3. Why are they so afraid (as demonstrated by Ron DeSantis) to have little White children learn the truths of Black History?

4. Why do they want to rewrite and glorify their history while they are shocked that we will not willingly agree to the revisions and distortions they attempt to apply to our history?

5. Why do they resist and object to putting up memorials to our successes, but unwaveringly worship their racists?

6. Why do they love our people like Senator Tim Scott, Dr. Ben Carson, and the new guy from Florida that they dragged out to lure the votes of a few members of the Congressional Black Caucus during that fiasco of the vote for Kevin McCarthy to serve as Speaker of the House?

7. Why do they worship guns in their community, yet work to restrict ownership or remove them from our communities?

8. Why do they accuse Black people of hating our democracy and tell us, “If you don’t like it here,” we should “go back to where you came from?”

9. Why do so many of them support Russian interests, but seem to relish labeling those of us who do things they don’t like—such as working for justice for our people—socialists/communists?

10. Why do they hate to say, “Black Lives Matter?”

11. Why do they work so hard to limit our voting rights?

12. Why do they elect insurrectionists, racists, and liars like Lauren Boebert, Marjorie Taylor Greene, Jim Jordan, George Santos, and a host of other miscreants to Congress to make crazy laws for us, while they refuse to obey the laws which currently exist? (Blacks and Democrats are dedicated to electing our best!)

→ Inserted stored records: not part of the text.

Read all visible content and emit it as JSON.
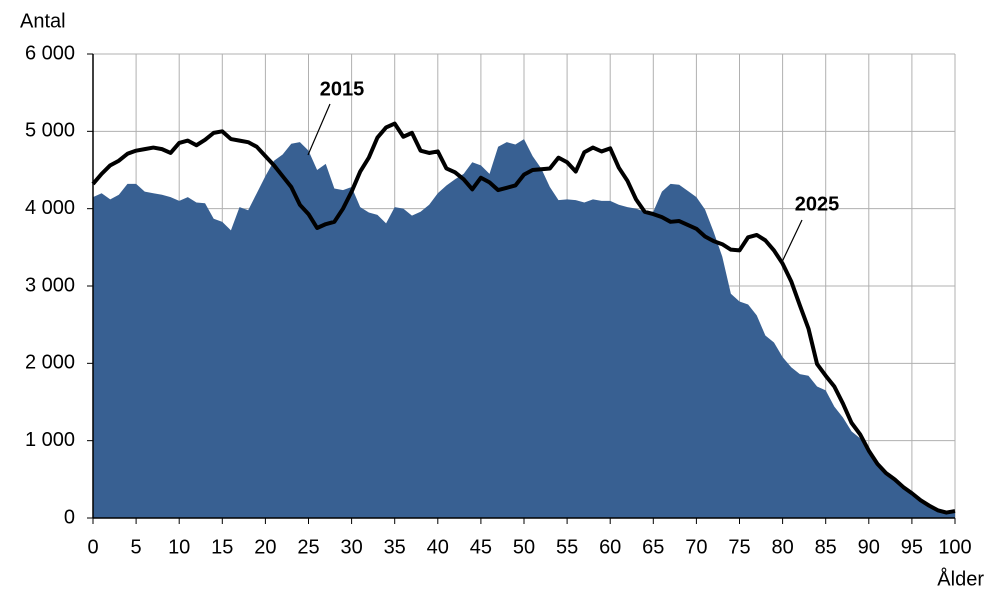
{
  "chart_data": {
    "type": "combo",
    "y_label": "Antal",
    "x_label": "Ålder",
    "x": [
      0,
      1,
      2,
      3,
      4,
      5,
      6,
      7,
      8,
      9,
      10,
      11,
      12,
      13,
      14,
      15,
      16,
      17,
      18,
      19,
      20,
      21,
      22,
      23,
      24,
      25,
      26,
      27,
      28,
      29,
      30,
      31,
      32,
      33,
      34,
      35,
      36,
      37,
      38,
      39,
      40,
      41,
      42,
      43,
      44,
      45,
      46,
      47,
      48,
      49,
      50,
      51,
      52,
      53,
      54,
      55,
      56,
      57,
      58,
      59,
      60,
      61,
      62,
      63,
      64,
      65,
      66,
      67,
      68,
      69,
      70,
      71,
      72,
      73,
      74,
      75,
      76,
      77,
      78,
      79,
      80,
      81,
      82,
      83,
      84,
      85,
      86,
      87,
      88,
      89,
      90,
      91,
      92,
      93,
      94,
      95,
      96,
      97,
      98,
      99,
      100
    ],
    "series": [
      {
        "name": "2015",
        "type": "area",
        "color": "#386092",
        "values": [
          4150,
          4200,
          4120,
          4180,
          4320,
          4320,
          4220,
          4200,
          4180,
          4150,
          4100,
          4150,
          4080,
          4070,
          3870,
          3830,
          3720,
          4020,
          3980,
          4200,
          4420,
          4620,
          4700,
          4840,
          4860,
          4750,
          4500,
          4580,
          4260,
          4240,
          4280,
          4020,
          3950,
          3920,
          3810,
          4020,
          4000,
          3910,
          3960,
          4050,
          4200,
          4300,
          4380,
          4450,
          4600,
          4560,
          4450,
          4800,
          4860,
          4830,
          4900,
          4680,
          4520,
          4280,
          4110,
          4120,
          4110,
          4080,
          4120,
          4100,
          4100,
          4050,
          4020,
          4000,
          3960,
          3960,
          4220,
          4320,
          4310,
          4230,
          4150,
          3990,
          3700,
          3380,
          2900,
          2800,
          2760,
          2620,
          2360,
          2270,
          2080,
          1950,
          1860,
          1840,
          1700,
          1650,
          1440,
          1300,
          1120,
          1030,
          880,
          720,
          600,
          500,
          400,
          310,
          240,
          170,
          110,
          70,
          90
        ]
      },
      {
        "name": "2025",
        "type": "line",
        "color": "#000000",
        "values": [
          4320,
          4450,
          4560,
          4620,
          4710,
          4750,
          4770,
          4790,
          4770,
          4720,
          4850,
          4880,
          4820,
          4890,
          4980,
          5000,
          4900,
          4880,
          4860,
          4800,
          4680,
          4560,
          4420,
          4280,
          4050,
          3930,
          3750,
          3800,
          3830,
          4000,
          4220,
          4480,
          4660,
          4920,
          5050,
          5100,
          4930,
          4980,
          4750,
          4720,
          4740,
          4520,
          4470,
          4380,
          4250,
          4400,
          4340,
          4240,
          4270,
          4300,
          4440,
          4500,
          4510,
          4520,
          4660,
          4600,
          4480,
          4730,
          4790,
          4740,
          4780,
          4530,
          4360,
          4120,
          3960,
          3930,
          3890,
          3830,
          3840,
          3790,
          3740,
          3640,
          3580,
          3540,
          3470,
          3460,
          3630,
          3660,
          3590,
          3460,
          3290,
          3060,
          2750,
          2450,
          1990,
          1840,
          1700,
          1480,
          1230,
          1080,
          870,
          700,
          580,
          500,
          400,
          320,
          230,
          160,
          100,
          70,
          90
        ]
      }
    ],
    "xlim": [
      0,
      100
    ],
    "xticks": [
      0,
      5,
      10,
      15,
      20,
      25,
      30,
      35,
      40,
      45,
      50,
      55,
      60,
      65,
      70,
      75,
      80,
      85,
      90,
      95,
      100
    ],
    "ylim": [
      0,
      6000
    ],
    "yticks": [
      0,
      {
        "value": 1000,
        "label": "1 000"
      },
      {
        "value": 2000,
        "label": "2 000"
      },
      {
        "value": 3000,
        "label": "3 000"
      },
      {
        "value": 4000,
        "label": "4 000"
      },
      {
        "value": 5000,
        "label": "5 000"
      },
      {
        "value": 6000,
        "label": "6 000"
      }
    ],
    "grid": true
  }
}
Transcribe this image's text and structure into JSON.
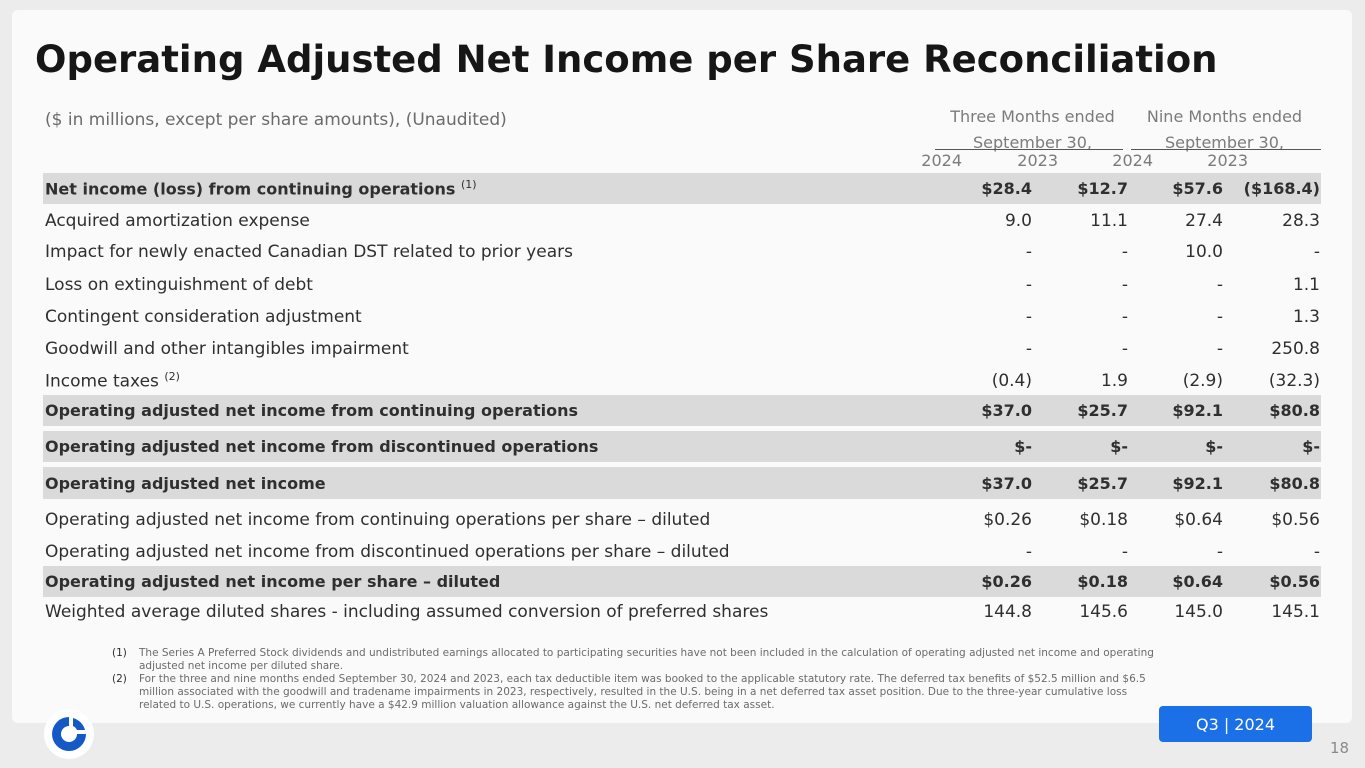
{
  "title": "Operating Adjusted Net Income per Share Reconciliation",
  "subtitle": "($ in millions, except per share amounts), (Unaudited)",
  "periods": [
    {
      "line1": "Three Months ended",
      "line2": "September 30,"
    },
    {
      "line1": "Nine Months ended",
      "line2": "September 30,"
    }
  ],
  "years": [
    "2024",
    "2023",
    "2024",
    "2023"
  ],
  "rows": [
    {
      "label": "Net income (loss) from continuing operations",
      "sup": "(1)",
      "values": [
        "$28.4",
        "$12.7",
        "$57.6",
        "($168.4)"
      ]
    },
    {
      "label": "Acquired amortization expense",
      "sup": "",
      "values": [
        "9.0",
        "11.1",
        "27.4",
        "28.3"
      ]
    },
    {
      "label": "Impact for newly enacted Canadian DST related to prior years",
      "sup": "",
      "values": [
        "-",
        "-",
        "10.0",
        "-"
      ]
    },
    {
      "label": "Loss on extinguishment of debt",
      "sup": "",
      "values": [
        "-",
        "-",
        "-",
        "1.1"
      ]
    },
    {
      "label": "Contingent consideration adjustment",
      "sup": "",
      "values": [
        "-",
        "-",
        "-",
        "1.3"
      ]
    },
    {
      "label": "Goodwill and other intangibles impairment",
      "sup": "",
      "values": [
        "-",
        "-",
        "-",
        "250.8"
      ]
    },
    {
      "label": "Income taxes",
      "sup": "(2)",
      "values": [
        "(0.4)",
        "1.9",
        "(2.9)",
        "(32.3)"
      ]
    },
    {
      "label": "Operating adjusted net income from continuing operations",
      "sup": "",
      "values": [
        "$37.0",
        "$25.7",
        "$92.1",
        "$80.8"
      ]
    },
    {
      "label": "Operating adjusted net income from discontinued operations",
      "sup": "",
      "values": [
        "$-",
        "$-",
        "$-",
        "$-"
      ]
    },
    {
      "label": "Operating adjusted net income",
      "sup": "",
      "values": [
        "$37.0",
        "$25.7",
        "$92.1",
        "$80.8"
      ]
    },
    {
      "label": "Operating adjusted net income from continuing operations per share – diluted",
      "sup": "",
      "values": [
        "$0.26",
        "$0.18",
        "$0.64",
        "$0.56"
      ]
    },
    {
      "label": "Operating adjusted net income from discontinued operations per share – diluted",
      "sup": "",
      "values": [
        "-",
        "-",
        "-",
        "-"
      ]
    },
    {
      "label": "Operating adjusted net income per share – diluted",
      "sup": "",
      "values": [
        "$0.26",
        "$0.18",
        "$0.64",
        "$0.56"
      ]
    },
    {
      "label": "Weighted average diluted shares - including assumed conversion of preferred shares",
      "sup": "",
      "values": [
        "144.8",
        "145.6",
        "145.0",
        "145.1"
      ]
    }
  ],
  "footnotes": [
    {
      "num": "(1)",
      "text": "The Series A Preferred Stock dividends and undistributed earnings allocated to participating securities have not been included in the calculation of operating adjusted net income and operating adjusted net income per diluted share."
    },
    {
      "num": "(2)",
      "text": "For the three and nine months ended September 30, 2024 and 2023, each tax deductible item was booked to the applicable statutory rate. The deferred tax benefits of $52.5 million and $6.5 million associated with the goodwill and tradename impairments in 2023, respectively, resulted in the U.S. being in a net deferred tax asset position. Due to the three-year cumulative loss related to U.S. operations, we currently have a $42.9 million valuation allowance against the U.S. net deferred tax asset."
    }
  ],
  "badge": "Q3 | 2024",
  "page_number": "18",
  "logo_icon": "ring-logo-icon",
  "colors": {
    "accent": "#1b6fe7",
    "shade": "#dadada",
    "logo": "#1559c7"
  }
}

13. Why do so few ever find their way to our community until it’s time for elections?

I am prayerful that our White friends will begin to answer these questions, if not to us, then for themselves. These inquiries question their biases and duplicity. These questions do not serve to brand ALL Whites as bad or suggest that there aren’t good White people. I do know a few. We need to see that goodness more often.